The third event was a three-day six-race regatta using a combination of islands and floating marks to create interesting and challenging courses. Except for the second race which was held during a howling rain storm, all the races enjoyed perfect BVI weather. Diana Caillouet and Ron Weiss joined the crew for the regatta races. After the first day of racing, Mary Jewell was in fourth place in the fleet of sixteen boats in the charter boat division. After the second day Mary Jewell was still in fourth place, 4 points behind the third place boat. In the fifth race Mary Jewell pulled a stunning upset and placed second, ahead of all three previous leaders, gaining three points to move onto the heels of the third place boat. However, in a controversial decision, the race committee voided the entire fifth race based on a protest against the course instructions, so Mary Jewell remained four points behind third place. The final race was in light breezes, not unfamiliar to Barren Lake sailors. Mary Jewell trailed her target, the third place boat named Thunder Girl, at the windward mark, but steadily pulled ahead on the downwind run to the finish to beat Thunder Girl by four places, earning a tie for third place. In the tie breaker, Mary Jewell’s first place finish in Race 3 awarded them the third place trophy.

At 7 years old, Mary Jewell was the oldest boat in the race and raced against mostly new boats with crisp new sails. In a champagne celebration onboard Mary Jewell after the regatta, Larry toasted “To Mary Jewell –the old girl can still shake it!”

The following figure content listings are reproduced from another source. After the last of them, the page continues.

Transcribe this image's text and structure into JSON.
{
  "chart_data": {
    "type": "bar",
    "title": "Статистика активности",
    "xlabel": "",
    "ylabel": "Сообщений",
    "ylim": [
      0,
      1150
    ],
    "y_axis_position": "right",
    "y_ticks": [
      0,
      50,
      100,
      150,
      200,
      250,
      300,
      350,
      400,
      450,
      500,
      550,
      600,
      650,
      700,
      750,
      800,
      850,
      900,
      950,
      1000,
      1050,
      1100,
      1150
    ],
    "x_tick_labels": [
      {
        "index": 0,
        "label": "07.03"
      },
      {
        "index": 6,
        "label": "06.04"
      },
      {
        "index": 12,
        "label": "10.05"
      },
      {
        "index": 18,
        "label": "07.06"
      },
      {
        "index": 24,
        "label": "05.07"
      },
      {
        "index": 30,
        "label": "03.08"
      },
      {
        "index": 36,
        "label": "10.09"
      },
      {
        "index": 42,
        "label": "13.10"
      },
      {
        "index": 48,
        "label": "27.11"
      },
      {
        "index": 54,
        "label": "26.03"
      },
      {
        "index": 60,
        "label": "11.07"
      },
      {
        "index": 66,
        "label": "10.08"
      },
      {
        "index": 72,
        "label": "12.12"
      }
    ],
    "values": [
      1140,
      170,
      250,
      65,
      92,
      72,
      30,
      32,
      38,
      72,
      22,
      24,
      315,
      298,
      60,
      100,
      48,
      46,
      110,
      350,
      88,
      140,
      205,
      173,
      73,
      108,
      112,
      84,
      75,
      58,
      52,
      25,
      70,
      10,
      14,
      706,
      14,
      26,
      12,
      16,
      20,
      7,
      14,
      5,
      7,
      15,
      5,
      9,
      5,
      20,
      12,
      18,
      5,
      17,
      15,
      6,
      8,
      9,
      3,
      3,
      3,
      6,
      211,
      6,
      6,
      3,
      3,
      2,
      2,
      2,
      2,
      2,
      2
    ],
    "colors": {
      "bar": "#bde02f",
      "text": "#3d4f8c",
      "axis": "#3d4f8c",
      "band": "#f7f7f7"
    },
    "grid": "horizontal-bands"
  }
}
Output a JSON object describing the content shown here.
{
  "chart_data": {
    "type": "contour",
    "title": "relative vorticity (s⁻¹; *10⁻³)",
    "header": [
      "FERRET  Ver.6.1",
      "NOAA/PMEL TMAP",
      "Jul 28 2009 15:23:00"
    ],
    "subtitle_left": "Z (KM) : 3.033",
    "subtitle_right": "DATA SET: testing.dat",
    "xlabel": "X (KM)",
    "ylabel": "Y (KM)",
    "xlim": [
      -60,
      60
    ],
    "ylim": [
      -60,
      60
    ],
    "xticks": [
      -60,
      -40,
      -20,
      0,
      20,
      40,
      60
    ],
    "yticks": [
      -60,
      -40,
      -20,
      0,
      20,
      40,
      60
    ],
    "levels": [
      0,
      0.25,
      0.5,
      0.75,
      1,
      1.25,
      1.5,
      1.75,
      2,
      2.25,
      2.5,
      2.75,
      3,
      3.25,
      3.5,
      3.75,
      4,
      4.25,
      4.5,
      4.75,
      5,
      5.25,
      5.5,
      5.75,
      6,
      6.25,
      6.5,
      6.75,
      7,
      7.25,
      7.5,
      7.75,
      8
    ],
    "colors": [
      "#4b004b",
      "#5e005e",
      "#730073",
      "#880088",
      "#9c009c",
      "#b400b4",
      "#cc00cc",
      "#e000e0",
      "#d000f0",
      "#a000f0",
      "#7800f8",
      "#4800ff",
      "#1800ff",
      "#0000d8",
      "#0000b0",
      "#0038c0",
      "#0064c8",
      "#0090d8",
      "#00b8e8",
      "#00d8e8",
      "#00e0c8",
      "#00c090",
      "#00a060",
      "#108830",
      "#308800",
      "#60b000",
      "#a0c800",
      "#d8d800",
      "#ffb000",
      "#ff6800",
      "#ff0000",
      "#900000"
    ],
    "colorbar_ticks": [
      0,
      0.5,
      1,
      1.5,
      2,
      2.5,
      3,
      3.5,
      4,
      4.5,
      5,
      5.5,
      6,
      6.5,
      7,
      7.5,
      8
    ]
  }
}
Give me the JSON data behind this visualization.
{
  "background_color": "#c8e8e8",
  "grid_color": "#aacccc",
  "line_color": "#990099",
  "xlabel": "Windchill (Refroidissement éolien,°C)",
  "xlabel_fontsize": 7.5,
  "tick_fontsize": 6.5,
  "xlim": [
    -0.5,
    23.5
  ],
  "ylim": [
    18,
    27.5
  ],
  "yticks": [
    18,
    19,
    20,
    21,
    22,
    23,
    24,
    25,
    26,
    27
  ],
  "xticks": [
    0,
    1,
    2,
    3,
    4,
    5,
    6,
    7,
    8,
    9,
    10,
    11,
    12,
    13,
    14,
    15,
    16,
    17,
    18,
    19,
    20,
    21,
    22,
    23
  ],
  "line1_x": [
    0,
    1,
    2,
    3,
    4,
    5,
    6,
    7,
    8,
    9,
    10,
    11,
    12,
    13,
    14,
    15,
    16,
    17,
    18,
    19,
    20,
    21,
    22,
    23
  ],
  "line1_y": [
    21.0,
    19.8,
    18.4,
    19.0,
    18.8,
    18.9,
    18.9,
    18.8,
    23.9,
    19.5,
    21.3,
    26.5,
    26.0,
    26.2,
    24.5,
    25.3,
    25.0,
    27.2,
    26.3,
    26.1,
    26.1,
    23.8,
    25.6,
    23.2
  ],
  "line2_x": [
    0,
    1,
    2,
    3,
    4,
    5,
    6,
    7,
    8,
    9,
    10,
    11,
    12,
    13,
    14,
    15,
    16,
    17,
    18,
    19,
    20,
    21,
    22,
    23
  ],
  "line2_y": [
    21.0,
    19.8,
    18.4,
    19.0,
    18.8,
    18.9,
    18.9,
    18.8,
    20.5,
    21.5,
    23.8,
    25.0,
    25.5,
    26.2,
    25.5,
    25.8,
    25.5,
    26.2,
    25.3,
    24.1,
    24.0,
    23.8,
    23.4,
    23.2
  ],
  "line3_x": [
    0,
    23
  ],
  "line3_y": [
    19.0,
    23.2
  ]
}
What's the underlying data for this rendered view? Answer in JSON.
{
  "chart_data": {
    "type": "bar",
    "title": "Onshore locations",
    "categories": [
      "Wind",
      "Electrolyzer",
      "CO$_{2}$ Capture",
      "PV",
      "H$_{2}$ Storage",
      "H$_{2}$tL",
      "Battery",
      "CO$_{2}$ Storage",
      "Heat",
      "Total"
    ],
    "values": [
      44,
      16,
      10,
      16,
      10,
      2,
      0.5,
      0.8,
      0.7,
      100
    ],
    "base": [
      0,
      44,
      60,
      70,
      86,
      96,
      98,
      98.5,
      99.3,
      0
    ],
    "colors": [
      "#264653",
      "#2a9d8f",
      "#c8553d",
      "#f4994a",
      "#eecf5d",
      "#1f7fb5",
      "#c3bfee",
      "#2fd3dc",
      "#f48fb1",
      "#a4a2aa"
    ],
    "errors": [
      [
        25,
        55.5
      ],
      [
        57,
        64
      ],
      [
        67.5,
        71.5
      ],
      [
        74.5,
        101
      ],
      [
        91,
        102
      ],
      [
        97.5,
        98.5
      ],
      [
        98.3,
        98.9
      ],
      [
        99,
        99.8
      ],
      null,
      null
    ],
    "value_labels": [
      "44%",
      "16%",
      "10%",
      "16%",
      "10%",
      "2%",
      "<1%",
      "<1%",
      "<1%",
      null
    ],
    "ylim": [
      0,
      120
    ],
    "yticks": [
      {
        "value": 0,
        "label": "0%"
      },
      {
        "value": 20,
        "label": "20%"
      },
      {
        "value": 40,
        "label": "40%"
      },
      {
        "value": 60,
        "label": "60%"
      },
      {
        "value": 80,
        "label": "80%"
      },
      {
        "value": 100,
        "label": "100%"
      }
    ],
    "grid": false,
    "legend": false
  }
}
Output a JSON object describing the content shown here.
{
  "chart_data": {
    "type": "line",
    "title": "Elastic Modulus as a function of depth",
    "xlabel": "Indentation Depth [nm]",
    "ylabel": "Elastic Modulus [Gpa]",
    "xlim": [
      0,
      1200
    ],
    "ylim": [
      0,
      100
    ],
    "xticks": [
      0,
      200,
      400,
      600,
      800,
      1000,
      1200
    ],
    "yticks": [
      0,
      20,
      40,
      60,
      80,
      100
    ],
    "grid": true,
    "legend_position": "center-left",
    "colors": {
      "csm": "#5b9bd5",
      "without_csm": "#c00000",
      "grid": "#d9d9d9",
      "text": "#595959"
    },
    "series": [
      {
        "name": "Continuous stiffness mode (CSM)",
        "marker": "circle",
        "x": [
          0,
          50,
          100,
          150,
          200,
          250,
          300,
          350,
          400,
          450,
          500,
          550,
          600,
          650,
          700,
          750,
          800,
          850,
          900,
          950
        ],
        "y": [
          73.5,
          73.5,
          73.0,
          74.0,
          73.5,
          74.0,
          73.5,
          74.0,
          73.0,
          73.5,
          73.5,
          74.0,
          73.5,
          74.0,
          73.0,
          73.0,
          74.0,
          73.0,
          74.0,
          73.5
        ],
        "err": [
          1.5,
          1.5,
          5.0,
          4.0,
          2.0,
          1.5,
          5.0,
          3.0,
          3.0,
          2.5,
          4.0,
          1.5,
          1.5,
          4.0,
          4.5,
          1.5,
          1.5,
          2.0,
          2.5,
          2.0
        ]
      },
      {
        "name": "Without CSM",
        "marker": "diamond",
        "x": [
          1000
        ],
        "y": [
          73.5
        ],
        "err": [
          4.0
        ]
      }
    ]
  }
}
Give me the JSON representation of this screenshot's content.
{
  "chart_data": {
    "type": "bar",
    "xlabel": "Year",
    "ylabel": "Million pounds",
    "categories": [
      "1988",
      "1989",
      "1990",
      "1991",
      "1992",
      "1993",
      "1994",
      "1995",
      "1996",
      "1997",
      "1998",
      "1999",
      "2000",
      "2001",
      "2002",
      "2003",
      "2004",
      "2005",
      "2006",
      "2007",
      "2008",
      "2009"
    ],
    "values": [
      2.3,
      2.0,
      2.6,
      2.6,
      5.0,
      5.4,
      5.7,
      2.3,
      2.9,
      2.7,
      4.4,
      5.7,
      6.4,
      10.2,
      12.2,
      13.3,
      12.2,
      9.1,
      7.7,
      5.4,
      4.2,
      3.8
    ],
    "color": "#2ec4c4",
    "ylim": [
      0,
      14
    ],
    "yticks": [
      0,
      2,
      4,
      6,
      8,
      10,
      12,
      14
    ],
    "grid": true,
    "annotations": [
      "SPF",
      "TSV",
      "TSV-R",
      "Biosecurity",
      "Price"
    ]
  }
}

Dan and Larry waving the Red Towel while celebrating the win onboard Mary Jewell.

Dan and Larry waving the Red Towel while celebrating the win onboard Mary Jewell. Dan, Diana, and Larry are the three Hilltoppers in the race crew. Other crew members (left to right) are Bill Linehan from Indianapolis, Richard Collins from Bowling Green, and Marty and Ron Weiss from Stamford, Connecticut. The wine decanter and 4 crystal glasses are marked with the logo of the 45th BVI Spring Regatta, Third Place. The framed map of the British Virgin Islands is the award for winning Second Place in the Around Tortola Race. The trophy with the Lucite sailboat sitting on the table is the award for winning Second Place in the Scrub Island Race.